Elle doit ainsi contribuer :
– à restaurer le lien social et la cohésion sociale ;
– à prévenir la délinquance et l’exclusion ;
– à prévenir et gérer les conflits à la bonne échelle (celle du terrain qui les a vu naître) et à privilégier le règlement à l’amiable (plutôt que le recours à la voie judiciaire) ;
– à accroître l’accès aux droits et à diminuer le non‑recours aux aides sociales ;
– à redonner à chacun sa capacité à faire et à agir ensemble dans une société plus durable.
Cette réponse est fondée sur le dialogue et la négociation de proximité, au plus près des difficultés rencontrées par les habitants dans leur vie quotidienne. Au‑delà, il s’agit de renouer un lien social distendu, progresser vers davantage de cohésion sociale et territoriale, donner corps à la fraternité et à la solidarité au bénéfice des habitants pour honorer la promesse républicaine.
Ce qui est en jeu constitue un vrai projet de société, celui d’une société plus inclusive.
Les fonctions de médiation sociale se sont fortement développées ces dernières années. Dans une société marquée par une crise sanitaire et sociale inédite qui a provoqué de la distanciation sociale et créé des tensions, elles doivent être confortées et encouragées, en complémentarité et en cohérence avec les actions engagées par les acteurs socio‑culturels et d’éducation populaire, pour contribuer à mettre en pratique au quotidien les valeurs portées par la République.
En effet, la médiation sociale n’a de sens que si elle s’inscrit dans une coopération avec l’ensemble des autres acteurs, dans le champ social ou celui de la tranquillité publique. C’est dans cette chaîne de prise en charge, de continuum et de partenariat, que la médiation sociale trouve toute sa place.
Le secteur de la médiation sociale bénéficie d’un soutien significatif de l’État, via notamment le dispositif adultes‑relais, financé par le programme 147 « Politique de la ville ». Ce dispositif compte aujourd’hui 6 500 postes répartis sur la totalité du territoire national.

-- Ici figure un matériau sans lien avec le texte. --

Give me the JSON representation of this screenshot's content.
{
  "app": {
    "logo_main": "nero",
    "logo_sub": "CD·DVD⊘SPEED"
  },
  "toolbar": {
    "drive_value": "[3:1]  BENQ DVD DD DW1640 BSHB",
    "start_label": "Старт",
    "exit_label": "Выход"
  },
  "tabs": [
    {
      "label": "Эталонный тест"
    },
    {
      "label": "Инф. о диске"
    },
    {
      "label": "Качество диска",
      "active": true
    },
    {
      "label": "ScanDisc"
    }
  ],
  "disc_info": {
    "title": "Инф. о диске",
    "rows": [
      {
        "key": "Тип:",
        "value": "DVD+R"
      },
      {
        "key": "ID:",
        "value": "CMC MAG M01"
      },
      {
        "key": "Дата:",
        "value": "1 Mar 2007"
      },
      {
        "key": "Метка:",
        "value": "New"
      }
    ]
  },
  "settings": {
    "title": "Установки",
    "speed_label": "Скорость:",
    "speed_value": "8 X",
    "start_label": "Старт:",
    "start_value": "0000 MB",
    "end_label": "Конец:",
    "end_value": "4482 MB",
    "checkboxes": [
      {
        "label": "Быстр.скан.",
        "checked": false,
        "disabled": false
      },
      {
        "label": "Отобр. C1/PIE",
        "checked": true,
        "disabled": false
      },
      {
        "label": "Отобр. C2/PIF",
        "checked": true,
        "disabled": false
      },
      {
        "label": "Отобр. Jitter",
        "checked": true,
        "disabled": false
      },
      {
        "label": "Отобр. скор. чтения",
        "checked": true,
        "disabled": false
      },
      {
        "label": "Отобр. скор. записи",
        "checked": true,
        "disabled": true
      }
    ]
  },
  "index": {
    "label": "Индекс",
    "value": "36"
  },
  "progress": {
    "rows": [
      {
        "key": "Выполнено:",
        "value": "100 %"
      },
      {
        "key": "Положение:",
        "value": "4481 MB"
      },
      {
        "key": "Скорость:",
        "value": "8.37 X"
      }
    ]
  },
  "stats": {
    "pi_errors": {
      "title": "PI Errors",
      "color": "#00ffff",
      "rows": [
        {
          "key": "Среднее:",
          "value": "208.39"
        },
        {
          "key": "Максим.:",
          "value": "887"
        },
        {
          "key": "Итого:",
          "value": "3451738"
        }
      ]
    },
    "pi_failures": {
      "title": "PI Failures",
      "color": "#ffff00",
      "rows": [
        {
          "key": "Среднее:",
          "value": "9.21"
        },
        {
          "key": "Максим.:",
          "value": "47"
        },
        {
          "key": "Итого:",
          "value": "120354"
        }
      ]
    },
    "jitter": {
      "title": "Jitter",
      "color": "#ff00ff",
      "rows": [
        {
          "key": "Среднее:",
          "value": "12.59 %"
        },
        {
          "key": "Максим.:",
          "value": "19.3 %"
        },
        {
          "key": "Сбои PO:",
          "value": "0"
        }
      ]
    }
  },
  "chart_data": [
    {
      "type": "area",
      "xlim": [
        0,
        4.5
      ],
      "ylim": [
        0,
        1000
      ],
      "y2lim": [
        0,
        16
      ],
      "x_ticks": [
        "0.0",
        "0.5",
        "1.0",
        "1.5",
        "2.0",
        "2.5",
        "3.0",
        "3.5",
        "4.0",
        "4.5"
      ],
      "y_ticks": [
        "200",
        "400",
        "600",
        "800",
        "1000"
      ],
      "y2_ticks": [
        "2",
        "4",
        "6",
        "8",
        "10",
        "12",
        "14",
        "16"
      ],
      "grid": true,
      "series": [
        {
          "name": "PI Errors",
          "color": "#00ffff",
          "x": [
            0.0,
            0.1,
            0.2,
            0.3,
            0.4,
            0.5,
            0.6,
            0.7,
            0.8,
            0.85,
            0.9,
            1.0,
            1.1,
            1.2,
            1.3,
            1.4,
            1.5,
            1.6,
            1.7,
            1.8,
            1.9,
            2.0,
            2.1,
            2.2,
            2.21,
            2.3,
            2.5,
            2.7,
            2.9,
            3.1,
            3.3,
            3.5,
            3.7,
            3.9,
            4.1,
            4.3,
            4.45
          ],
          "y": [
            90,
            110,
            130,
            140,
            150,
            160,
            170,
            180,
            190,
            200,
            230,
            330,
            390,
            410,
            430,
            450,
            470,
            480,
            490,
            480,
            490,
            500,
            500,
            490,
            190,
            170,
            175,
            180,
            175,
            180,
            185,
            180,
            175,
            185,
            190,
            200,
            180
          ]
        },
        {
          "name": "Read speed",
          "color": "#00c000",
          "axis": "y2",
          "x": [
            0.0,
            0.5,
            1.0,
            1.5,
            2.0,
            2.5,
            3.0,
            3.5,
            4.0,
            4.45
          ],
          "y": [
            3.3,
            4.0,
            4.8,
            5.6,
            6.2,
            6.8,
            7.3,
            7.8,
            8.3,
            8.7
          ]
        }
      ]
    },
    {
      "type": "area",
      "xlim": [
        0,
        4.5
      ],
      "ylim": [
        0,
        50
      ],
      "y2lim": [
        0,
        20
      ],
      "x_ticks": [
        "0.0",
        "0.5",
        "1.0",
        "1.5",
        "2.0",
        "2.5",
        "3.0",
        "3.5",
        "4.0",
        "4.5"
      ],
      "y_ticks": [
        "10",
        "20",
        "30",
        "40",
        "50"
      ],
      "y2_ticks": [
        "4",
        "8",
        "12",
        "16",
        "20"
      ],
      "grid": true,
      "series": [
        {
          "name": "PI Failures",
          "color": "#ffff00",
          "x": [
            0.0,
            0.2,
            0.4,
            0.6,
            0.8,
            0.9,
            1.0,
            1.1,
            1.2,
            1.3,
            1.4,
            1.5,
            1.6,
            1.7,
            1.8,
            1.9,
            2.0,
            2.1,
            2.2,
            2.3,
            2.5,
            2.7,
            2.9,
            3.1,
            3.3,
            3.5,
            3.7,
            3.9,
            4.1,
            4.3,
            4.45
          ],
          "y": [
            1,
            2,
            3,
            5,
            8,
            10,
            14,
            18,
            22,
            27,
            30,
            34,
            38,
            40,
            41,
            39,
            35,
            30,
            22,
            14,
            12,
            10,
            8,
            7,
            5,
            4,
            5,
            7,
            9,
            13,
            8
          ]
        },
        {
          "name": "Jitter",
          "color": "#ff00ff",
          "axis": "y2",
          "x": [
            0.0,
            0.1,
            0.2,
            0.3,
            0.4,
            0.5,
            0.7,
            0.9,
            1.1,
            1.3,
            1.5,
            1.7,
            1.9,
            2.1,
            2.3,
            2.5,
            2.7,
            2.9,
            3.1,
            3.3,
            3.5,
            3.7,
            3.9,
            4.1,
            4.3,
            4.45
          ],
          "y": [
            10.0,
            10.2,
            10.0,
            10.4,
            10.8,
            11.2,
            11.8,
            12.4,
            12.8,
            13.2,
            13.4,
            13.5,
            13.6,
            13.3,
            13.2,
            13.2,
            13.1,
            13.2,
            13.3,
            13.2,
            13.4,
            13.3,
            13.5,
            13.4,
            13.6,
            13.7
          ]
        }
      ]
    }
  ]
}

Au‑delà des adultes‑relais, on estime au total à 12 000 le nombre d’emplois existants de médiation sociale, regroupant des fonctions exercées sous des dénominations différentes : médiateurs sociaux, médiateurs socio‑culturels, correspondants de nuit, agents d’ambiance, etc. Ces dénominations renvoient à des pratiques professionnelles spécialisées. La médiation sociale concerne différents secteurs d’intervention : l’habitat et le logement, les transports, l’éducation, la tranquillité publique, l’intervention sociale, les services à la population…
Néanmoins, les pratiques de la médiation sociale se sont développées sans qu’un cadre légal unifié et reconnu par tous n’en régisse l’exercice pour le médiateur :
– Il n’existe pas à ce jour de texte législatif confortant la médiation sociale et reconnaissant son utilité sociale.
– Aucun texte relatif à la médiation sociale et aux médiateurs ne permet en l’état d’identifier les structures professionnelles, ni les médiateurs compétents.
– De nombreuses structures, qu’elles soient associatives ou publiques, développent des activités dans le domaine de la médiation sociale sans en connaître le cadre en l’absence d’un texte en régissant les pratiques.
Si le développement de la médiation sociale est souhaitable, il faut garantir la qualité des processus mis en œuvre par les acteurs du secteur. Il convient également de faire savoir aux commanditaires des prestations de médiation – collectivités territoriales, opérateurs publics de service… –qu’ils disposent de la garantie induite par l’adoption d’une démarche de qualité dans le secteur.
Cette garantie se révèle d’autant plus stratégique que le recours aux prestations de services dans le domaine de la médiation s’opère au travers de procédures de marchés publics : les acteurs associatifs de la médiation entrent alors en concurrence avec des entreprises du secteur marchand. Ils doivent par conséquent faire la démonstration de la qualité, tout autant que de la singularité de leurs offres.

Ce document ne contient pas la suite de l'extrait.